Friday, January 25, 2008

Imagine

From Bad News: The Decline of Reporting, the Business of News, and the Danger to Us All by Tom Fenton

Here's a startling example of how more news stories about bin Laden and al Qaeda might have made a difference. Shortly after he arrived in America, Mohammed Atta, the man we now believe to have been the ringleader of the 9/11 attacks, went to an unsuspecting Department of Agriculture loan officer in Florida and tried to get a loan for what he described as crop dusting. He told the loan officer, one Johnell Bryant, that he wanted to finance a twin-engine, six passenger aircraft, take out the seats, and fit it with a chemical tank that would fill every square inch except where the pilot would sit. Bryant thought the idea was impractical and rejected the application. Atta then turned his attention to an aerial photo of Washington on the wall of her office, pulled out a wad of money, and tried to buy it. He asked her to point out the White House and the Pentagon, and asked her how America would like it if another country destroyed Washington and some of the monuments in it, just as the cities in his country had been destroyed. And here's the amazing part: In the course of their conversation, Atta inquired if the loan officer had heard of an organization overseas of people dissillusioned with their governments; that group, he told her, was called al Qaeda. He also mentioned the name Osama bin Laden, and promised that bin Laden would some day be known as the "world's greatest leader."

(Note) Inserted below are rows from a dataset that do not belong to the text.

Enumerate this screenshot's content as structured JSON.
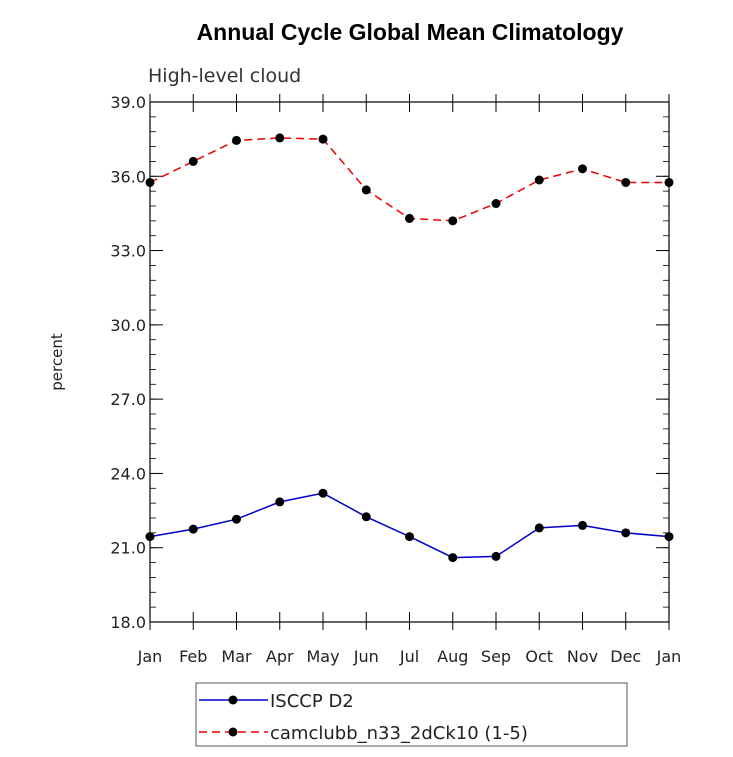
{
  "chart_data": {
    "type": "line",
    "title": "Annual Cycle Global Mean Climatology",
    "subtitle": "High-level cloud",
    "xlabel": "",
    "ylabel": "percent",
    "categories": [
      "Jan",
      "Feb",
      "Mar",
      "Apr",
      "May",
      "Jun",
      "Jul",
      "Aug",
      "Sep",
      "Oct",
      "Nov",
      "Dec",
      "Jan"
    ],
    "ylim": [
      18.0,
      39.0
    ],
    "yticks": [
      18.0,
      21.0,
      24.0,
      27.0,
      30.0,
      33.0,
      36.0,
      39.0
    ],
    "ytick_labels": [
      "18.0",
      "21.0",
      "24.0",
      "27.0",
      "30.0",
      "33.0",
      "36.0",
      "39.0"
    ],
    "grid": false,
    "legend_position": "bottom",
    "series": [
      {
        "name": "ISCCP D2",
        "color": "#0000cc",
        "dash": "solid",
        "marker": "circle",
        "values": [
          21.45,
          21.75,
          22.15,
          22.85,
          23.2,
          22.25,
          21.45,
          20.6,
          20.65,
          21.8,
          21.9,
          21.6,
          21.45
        ]
      },
      {
        "name": "camclubb_n33_2dCk10 (1-5)",
        "color": "#ee0000",
        "dash": "dashed",
        "marker": "circle",
        "values": [
          35.75,
          36.6,
          37.45,
          37.55,
          37.5,
          35.45,
          34.3,
          34.2,
          34.9,
          35.85,
          36.3,
          35.75,
          35.75
        ]
      }
    ]
  }
}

All of this took place four months before 9/11. but none of this rang a bell with Bryant, for al Qaeda or bin Laden were going nearly unmentioned by the mass media at the time.
Imagine if we had a mass media that pursued stories relevant to the functioning of democracy with the tenacity that it pursues stories that do not. Imagine if the media was as interested in Cheney's dissapeared e-mails as it was the vagina of Britney Spears. Imagine if the media pursued the story of a conspiracy to fraud the nation into war with the tenacity that it stalks celebrities and their children. Imagine if the press followed a bipartisan effort to perpetuate a "constitutional crisis" as obsessively as it follows up on celebrity deaths. Imagine if the media was as interested in where the presidential candidates stand on one of the most massive (and illegal) civil liberty violation in the nation's history as they are in endlessly discussing bickering between candidates. Imagine if we had a media that devoted as much time as it does to telling us who Linsday Lohan is dating in rehab to informing us that we have a broken government.

Addendum (5/31/08): Since posting this a significant flaw in the Bryant/Atta incident cited by Fenton has come to my attention.

5 comments:

NAL said...

Britney's vagina, celebrities and their children, celebrity deaths, Linsday[sic] Lohan; the reason the MSM devotes the resources to these stories is: ratings, and paper/magazine sales. We have met the problem and the problem is us. At least, in part.

Anonymous said...

You forgot the link to Britney's hoo-hoo.

Hume's Ghost said...

"You forgot the link to Britney's hoo-hoo."

I didn't want to traumatize anyone.

Alan said...

Wow. I had not seen Bryant's account of his meeting with Atta before and had not realized that Atta was so blatant about Bin Laden and al Qaeda.

I wrote about Fenton's book and the media's failures on my weak attempt at a (now defunct) blog back in 2005.

What you do not explicitly point out in your post is that Fenton repeatedly tried to get CBS to investigate and interview Bin Laden, but CBS executives continually rejected the idea. CBS saw the story as of "no interest" to the viewers. As if a story's importance should be determined by viewer interest. Sad.

Hume's Ghost said...

Yeah, right after the section I quoted Fenton goes on to explain how journalists who covered that beat were aware that there was an impending danger. Kinda shoots the "nobody saw it coming" canard out of the water.